Rita Andreetti, ferrarese trapiantata a Nanchino, debutta nel documentario con l’opera prima The Observer. L’osservatore al quale si riferisce nel titolo è Hu Jie, uno dei più grandi documentaristi cinesi, autodidatta non dalla tecnica perfetta ma un sapiente narratore e osservatore della realtà. I lavori di Hu Jie non sono altrettanto conosciuti all’estero quanto quelli di Ai Weiwei o Wang Bing, ma titoli come Spark o Though I Am Gone sono conosciuti nell’ambiente cinematografico indipendente, da intellettuali, da studenti, dai festival nonché dalle autorità cinesi. Spark, per esempio, parla di un gruppo di giovani intellettuali che ha denunciato ciò che succedeva nelle campagne all’epoca del Grande Balzo in avanti, mentre Though I Am Gone ripercorre la storia di un’insegnante uccisa a botte dai suoi stessi studenti durante la Rivoluzione Culturale e della quale il marito sopravvissuto ha coraggiosamente fotografato il corpo senza vita.

The Observer apre con le proteste dell’agosto 2014, quando il Beijing Independent Film Festival viene chiuso dalle autorità e i suoi film vengono sequestrati. Una memoria collettiva cancellata. Andreetti intervista Li Xiangting, stimato critico cinematografico cinese, accademico, fondatore della fondazione che porta il suo nome e ideatore dello storico - ormai entrato nel mito - festival indipendente della capitale. Già nel 2011 l’evento non aveva avuto vita facile, la location era stata spostata più volte e alla fine si tenne proprio nella casa-fondazione di Li Xianting, in un villaggio di artisti nella periferia di Pechino.

La scintilla che ha fatto chiudere il festival è stata proprio il film Spark di Hu Jie. Andreetti costruisce il suo racconto con un equilibrato parallelismo tra le sue interviste e i lavori del regista mostrando una Cina senza filtri. L’osservatore Hu Jie passa dall’altro lato e diventa l’oggetto dell’osservatore. Andreetti ricostruisce il percorso di Hu; nato all’inizio della Rivoluzione Culturale, diventa soldato e segretamente inizia a studiare inglese, viene ammesso all’accademia di Arte dell’esercito di Liberazione e lì inizia ad appassionarsi alla pittura.
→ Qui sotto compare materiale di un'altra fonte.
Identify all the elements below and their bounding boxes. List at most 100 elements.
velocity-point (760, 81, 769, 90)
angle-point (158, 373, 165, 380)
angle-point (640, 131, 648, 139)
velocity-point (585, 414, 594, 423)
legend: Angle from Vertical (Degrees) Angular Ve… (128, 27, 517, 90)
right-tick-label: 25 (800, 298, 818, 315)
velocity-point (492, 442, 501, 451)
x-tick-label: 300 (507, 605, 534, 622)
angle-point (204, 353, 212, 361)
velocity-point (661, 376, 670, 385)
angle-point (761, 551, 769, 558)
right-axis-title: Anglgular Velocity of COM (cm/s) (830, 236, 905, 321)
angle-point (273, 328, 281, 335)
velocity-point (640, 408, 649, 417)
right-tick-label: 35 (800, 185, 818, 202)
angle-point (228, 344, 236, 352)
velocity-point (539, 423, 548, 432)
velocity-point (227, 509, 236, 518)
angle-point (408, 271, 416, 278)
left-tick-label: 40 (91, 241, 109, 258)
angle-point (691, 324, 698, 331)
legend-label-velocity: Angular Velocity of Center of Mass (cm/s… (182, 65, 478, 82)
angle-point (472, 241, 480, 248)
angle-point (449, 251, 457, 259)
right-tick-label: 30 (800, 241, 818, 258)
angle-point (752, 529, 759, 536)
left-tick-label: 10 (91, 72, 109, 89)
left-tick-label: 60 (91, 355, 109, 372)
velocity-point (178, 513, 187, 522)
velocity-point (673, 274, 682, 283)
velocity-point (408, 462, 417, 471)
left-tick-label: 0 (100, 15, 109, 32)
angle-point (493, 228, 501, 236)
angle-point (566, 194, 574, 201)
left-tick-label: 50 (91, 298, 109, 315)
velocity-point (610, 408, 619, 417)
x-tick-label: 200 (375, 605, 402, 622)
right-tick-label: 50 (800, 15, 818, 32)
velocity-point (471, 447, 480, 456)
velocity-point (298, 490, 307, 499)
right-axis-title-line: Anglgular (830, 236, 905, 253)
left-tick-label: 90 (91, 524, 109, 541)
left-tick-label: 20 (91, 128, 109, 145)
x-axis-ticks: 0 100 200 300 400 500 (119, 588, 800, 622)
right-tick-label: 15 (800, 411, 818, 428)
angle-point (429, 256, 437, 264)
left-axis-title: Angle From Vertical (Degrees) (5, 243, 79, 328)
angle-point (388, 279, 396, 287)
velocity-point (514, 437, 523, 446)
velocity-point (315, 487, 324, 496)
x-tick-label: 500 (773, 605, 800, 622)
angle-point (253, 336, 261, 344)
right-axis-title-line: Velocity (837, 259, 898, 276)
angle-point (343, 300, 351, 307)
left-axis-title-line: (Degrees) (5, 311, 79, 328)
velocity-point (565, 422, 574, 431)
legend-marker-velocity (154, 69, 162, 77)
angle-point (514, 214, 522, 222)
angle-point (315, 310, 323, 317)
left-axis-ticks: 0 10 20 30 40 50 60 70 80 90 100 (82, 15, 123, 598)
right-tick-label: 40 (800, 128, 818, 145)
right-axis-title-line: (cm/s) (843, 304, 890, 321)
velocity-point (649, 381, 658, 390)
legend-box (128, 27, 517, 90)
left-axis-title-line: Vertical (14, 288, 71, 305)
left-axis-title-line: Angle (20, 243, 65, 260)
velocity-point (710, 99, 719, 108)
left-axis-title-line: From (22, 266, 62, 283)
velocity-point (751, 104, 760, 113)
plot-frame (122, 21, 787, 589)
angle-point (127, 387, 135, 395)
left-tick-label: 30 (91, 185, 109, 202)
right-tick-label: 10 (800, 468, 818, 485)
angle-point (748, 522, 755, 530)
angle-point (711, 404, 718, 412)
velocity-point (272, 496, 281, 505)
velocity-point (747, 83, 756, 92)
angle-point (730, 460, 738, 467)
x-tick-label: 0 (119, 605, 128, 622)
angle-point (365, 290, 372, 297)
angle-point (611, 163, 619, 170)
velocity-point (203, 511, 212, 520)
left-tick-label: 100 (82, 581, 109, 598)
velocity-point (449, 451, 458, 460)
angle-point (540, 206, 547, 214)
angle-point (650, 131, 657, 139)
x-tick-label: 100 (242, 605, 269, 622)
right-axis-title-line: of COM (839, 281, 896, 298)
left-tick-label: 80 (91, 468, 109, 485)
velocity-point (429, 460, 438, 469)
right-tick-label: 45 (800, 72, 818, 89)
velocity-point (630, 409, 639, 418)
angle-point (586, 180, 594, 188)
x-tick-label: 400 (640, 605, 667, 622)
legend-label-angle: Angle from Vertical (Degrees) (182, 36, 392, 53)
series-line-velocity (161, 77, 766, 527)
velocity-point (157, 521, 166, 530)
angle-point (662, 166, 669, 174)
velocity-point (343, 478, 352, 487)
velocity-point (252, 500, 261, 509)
Dall’arte inizia il suo percorso in un’epoca in cui era circondato dalla povertà e inizia a domandarsi: perché non dipingere la realtà? Come l’arte può aiutare il popolo a vivere meglio? Un giorno un amico gli porta dal Giappone una videocamera e inizia a girare i suoi primi documentari in una Cina che non sapeva nemmeno cosa fosse un documentario, né vi era nemmeno un libro per imparare a girarne uno, né tantomeno un mercato in cui distribuirlo.

Hu Jie si fa così osservatore della realtà che lo circonda: dallo sgombro degli artisti dal Yuan Ming Yuan a Pechino da parte delle autorità, ai contadini che vanno nelle miniere di carbone per guadagnare di più in breve tempo, ma che si ammalano di silicosi senza poter più tornare ai campi; dagli allevatori di yak che migrano le mandrie in Tibet, agli orrori della Rivoluzione Culturale e del Grande Balzo in Avanti. Il suo mantra sembra essere: registrare la Storia, verità, responsabilità.

Accanto a lui si affacciano anche la figura della madre e della moglie Fen Fen. Due donne appartenenti a generazioni diverse, accomunate da un carattere molto forte e unite dalla consapevolezza dell’importanza della missione di Hu Jie. I loro visi non lo lasciano trasparire, ma dalle parole fanno intendere quanto dovesse essere difficile portare avanti questo lavoro di raccolta storica; non solo per Hu Jie, il quale affrontava il tutto senza sostegni finanziari, in mezzo al pericolo, ma anche per loro che lo vivevano a distanza in quanto famiglia.

La parola censura fa drizzare subito le orecchie di un occidentale, ma i lavori di Hu Jie dovrebbero catturare l’attenzione proprio per quello che sono: memoria storica. Come i film del Beijing Independent Film Festival, la memoria collettiva cinese è accuratamente selezionata e confiscata dalla propaganda ufficiale. I lavori di Hu Jie sono quindi preziosi poiché danno voce a chi non ne ha avuta e aprono una finestra su ciò che si vorrebbe venisse a galla. Alla fine della visione di The Observer scaturisce spontaneamente una domanda: quando le generazioni dell’era di Hu Jie e della generazione dei suoi genitori non ci saranno più, che cosa ne rimarrà di queste memorie? The Observer è servito ed è solo un antipasto, un invito ad andare oltre.